ABSTRACT

At the end of the nineteenth century it was generally believed that physics was essentially complete. Newton’s dynamics enabled the motions of the moon and the planets to be calculated with great accuracy, and Maxwell’s electromagnetic theory unified electric and magnetic phenomena. There were a few problems that still remained, but it was confidently expected that they would soon be cleared up. The future truths of physics, an eminent scientist remarked, are to be looked for in the sixth decimal place. The young Planck was undecided whether to devote his life to physics or to philology; he was advised to choose philology because there was nothing much left to discover in physics. The twentieth century, however, has seen an unprecedented increase in our

knowledge of the world. In a few years there came Planck’s discovery of the quantum and Einstein’s theory of relativity, the discovery of the nucleus and the formulation of quantum mechanics. The structure of matter has been probed to reveal finer and finer detail: first the structure of the atom, then of the nucleus and finally of the nuclear particles themselves. At the other end of the scale, the universe as a whole has become the object of scientific study, and the knowledge of nuclear and elementary particle physics has been used to reconstruct the processes occurring in the first few instants after what is called the big bang. Our knowledge of space and time has been profoundly changed by Einstein’s theory of relativity, and experiments have revealed the strange phenomena of the quantum world.
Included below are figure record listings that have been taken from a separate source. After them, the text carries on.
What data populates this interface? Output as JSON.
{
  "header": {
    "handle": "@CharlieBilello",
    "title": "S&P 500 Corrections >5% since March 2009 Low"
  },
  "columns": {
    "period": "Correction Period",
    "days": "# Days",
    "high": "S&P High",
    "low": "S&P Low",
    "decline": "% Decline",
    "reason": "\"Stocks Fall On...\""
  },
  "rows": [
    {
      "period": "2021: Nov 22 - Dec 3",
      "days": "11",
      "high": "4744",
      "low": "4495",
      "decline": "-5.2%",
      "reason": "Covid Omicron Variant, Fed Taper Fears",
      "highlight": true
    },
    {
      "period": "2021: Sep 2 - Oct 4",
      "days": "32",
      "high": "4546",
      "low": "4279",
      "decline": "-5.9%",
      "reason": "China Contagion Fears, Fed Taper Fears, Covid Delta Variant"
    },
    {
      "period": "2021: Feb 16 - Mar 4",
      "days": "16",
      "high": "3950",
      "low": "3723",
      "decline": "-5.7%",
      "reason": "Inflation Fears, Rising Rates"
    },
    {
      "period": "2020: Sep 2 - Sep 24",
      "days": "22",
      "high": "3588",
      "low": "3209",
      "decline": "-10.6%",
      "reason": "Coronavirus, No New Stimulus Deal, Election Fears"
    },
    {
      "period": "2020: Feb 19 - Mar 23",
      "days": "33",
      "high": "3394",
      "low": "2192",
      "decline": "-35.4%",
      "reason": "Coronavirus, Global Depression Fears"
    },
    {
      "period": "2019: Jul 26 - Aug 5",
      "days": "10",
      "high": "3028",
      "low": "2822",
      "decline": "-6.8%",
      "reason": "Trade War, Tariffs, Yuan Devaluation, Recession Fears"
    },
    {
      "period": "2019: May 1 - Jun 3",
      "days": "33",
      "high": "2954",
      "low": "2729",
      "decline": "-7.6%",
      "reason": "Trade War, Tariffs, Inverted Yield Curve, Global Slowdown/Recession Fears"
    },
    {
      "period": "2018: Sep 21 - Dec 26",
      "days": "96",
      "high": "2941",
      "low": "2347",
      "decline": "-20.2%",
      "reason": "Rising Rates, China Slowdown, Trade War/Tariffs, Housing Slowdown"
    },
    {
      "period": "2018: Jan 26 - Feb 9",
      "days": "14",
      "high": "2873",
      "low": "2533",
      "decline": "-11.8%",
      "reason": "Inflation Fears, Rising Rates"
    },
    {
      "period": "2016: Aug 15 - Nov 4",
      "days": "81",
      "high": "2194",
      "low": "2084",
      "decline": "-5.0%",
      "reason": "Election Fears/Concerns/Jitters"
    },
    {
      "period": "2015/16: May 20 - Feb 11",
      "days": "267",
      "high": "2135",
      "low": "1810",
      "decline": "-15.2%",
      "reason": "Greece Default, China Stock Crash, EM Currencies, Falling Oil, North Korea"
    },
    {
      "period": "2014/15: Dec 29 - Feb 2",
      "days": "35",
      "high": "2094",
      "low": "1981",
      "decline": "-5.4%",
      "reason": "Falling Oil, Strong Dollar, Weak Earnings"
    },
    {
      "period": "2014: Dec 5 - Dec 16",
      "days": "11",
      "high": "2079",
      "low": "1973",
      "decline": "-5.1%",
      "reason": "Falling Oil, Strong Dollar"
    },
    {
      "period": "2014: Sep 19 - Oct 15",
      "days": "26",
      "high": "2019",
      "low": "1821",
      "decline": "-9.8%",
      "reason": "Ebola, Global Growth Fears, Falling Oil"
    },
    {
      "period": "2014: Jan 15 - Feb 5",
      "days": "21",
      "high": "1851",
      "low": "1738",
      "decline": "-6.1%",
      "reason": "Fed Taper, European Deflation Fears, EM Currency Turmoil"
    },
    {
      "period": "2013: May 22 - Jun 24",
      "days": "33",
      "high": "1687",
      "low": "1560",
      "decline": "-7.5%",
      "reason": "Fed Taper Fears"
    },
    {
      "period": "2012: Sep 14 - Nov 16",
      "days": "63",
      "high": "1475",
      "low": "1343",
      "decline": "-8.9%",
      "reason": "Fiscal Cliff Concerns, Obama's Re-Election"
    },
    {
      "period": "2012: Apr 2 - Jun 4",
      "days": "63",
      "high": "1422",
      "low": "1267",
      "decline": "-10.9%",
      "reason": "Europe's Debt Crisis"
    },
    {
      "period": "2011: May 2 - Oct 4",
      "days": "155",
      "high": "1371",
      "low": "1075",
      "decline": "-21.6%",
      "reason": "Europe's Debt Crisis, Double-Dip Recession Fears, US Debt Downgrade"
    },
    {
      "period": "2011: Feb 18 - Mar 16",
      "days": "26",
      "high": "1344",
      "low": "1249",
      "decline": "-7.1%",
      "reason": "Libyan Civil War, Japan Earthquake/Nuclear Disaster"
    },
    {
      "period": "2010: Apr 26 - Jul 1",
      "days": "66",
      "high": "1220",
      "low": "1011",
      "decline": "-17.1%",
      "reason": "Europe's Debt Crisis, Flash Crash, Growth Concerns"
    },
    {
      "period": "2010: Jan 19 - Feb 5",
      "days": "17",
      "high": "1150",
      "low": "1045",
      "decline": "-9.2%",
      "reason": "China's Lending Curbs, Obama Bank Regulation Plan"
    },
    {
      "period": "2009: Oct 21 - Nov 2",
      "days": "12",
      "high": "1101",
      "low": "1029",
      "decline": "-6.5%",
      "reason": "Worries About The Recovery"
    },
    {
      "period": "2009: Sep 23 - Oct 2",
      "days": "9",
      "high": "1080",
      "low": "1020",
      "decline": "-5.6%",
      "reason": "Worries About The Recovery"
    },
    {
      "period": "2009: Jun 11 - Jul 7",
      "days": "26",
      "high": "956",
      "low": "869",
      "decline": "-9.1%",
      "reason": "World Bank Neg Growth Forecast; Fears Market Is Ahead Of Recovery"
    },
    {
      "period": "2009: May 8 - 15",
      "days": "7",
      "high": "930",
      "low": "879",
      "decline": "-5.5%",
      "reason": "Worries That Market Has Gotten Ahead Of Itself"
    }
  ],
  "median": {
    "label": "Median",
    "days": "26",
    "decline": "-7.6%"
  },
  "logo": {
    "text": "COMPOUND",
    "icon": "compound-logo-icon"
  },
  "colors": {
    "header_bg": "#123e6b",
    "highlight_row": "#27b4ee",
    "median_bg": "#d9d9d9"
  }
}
Taken together, these advances in understanding that constitute the new physics have changed our view of the world. This scientific knowledge of the world has led to a vast range of

technological developments that have changed our lives beyond all recognition. Communication and transport have brought people throughout the world closer together, and electronic computers enable us to perform with ease complicated tasks quite beyond the resources of previous generations. More profoundly, science has altered the way we think about ourselves and

our world. We know that we live on a relatively small blue ball, poised in space, orbiting the sun. Our resplendent sun is a rather undistinguished star in one of the spiral arms of a vast galaxy of about two hundred thousand million stars, and that galaxy is but one of many billions of such galaxies spread through the unimaginable vastness of space. We understand to some extent how we have arrived here by a long process of cosmic and biological evolution. This is the stage on which the drama of our salvation is enacted. Our ideas of space and time, determinism and causality, have been changed, inevitably affecting the imagery of theology.